O profeta Isaías apela aos habitantes de Jerusalém e Judá para que atuem como juízes imparciais em uma disputa entre ele (representando Deus) e a "minha vinha" (o povo de Israel).
Explicação Histórica
O termo hebraico 'עתה' (atta) significa 'agora' ou 'agora, pois', indicando um momento presente e uma transição. 'יִרְאֵי' (yir'ei), 'moradores', refere-se aos habitantes. 'אִישֵׁי' (ishei), 'homens', enfatiza os indivíduos de Judá. 'שִׁפְטוּ' (shoftu) é o imperativo plural de 'shafat', que significa julgar, arbitrar ou decidir. 'בֵּינִי' (bei-ni), 'entre mim', e 'בֵּין' (bei-n) indicam a separação para julgamento. 'כַּרְמִי' (kar-mi), 'minha vinha', é uma metáfora proeminente para Israel.
Interpretação Doutrinária
O versículo demonstra a soberania de Deus como proprietário e cultivador de Sua vinha, Israel, refletindo Sua relação de aliança com Seu povo. O chamado para 'julgar' sublinha a justiça de Deus e a responsabilidade humana em reconhecer a retidão de Seus juízos.
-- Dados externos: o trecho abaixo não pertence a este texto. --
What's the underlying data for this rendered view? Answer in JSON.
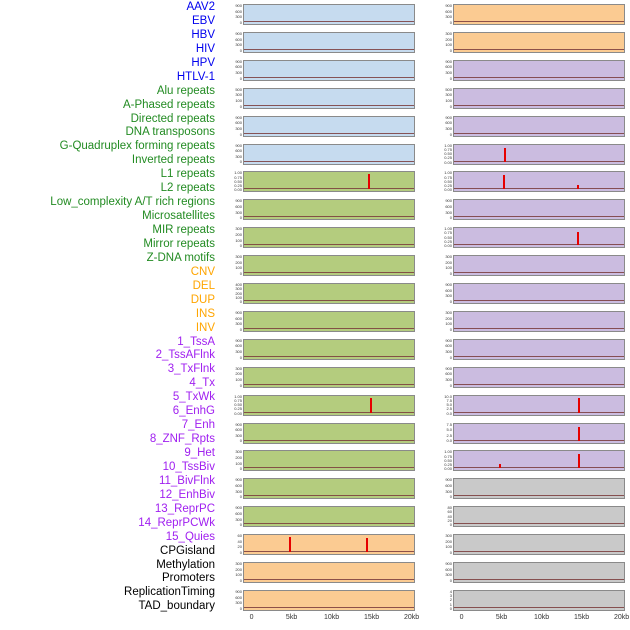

A vinha estéril, que deveria produzir frutos, ilustra a doutrina da consequência do pecado e da infidelidade à aliança.
Aplicação Prática
Os crentes devem reconhecer que Deus tem expectativas de frutos espirituais em suas vidas. Devemos refletir sobre nossa própria fidelidade a Deus e estar dispostos a aceitar Seus julgamentos com humildade e submissão, buscando a santificação e a produção de bons frutos para a glória de Deus.
Precauções de Leitura
Não se deve isolar este versículo da parábola da vinha, pois o contexto é crucial para entender a aplicação do julgamento. Evitar a aplicação de que os homens são juízes absolutos de Deus, mas sim juízes que devem discernir a justiça divina.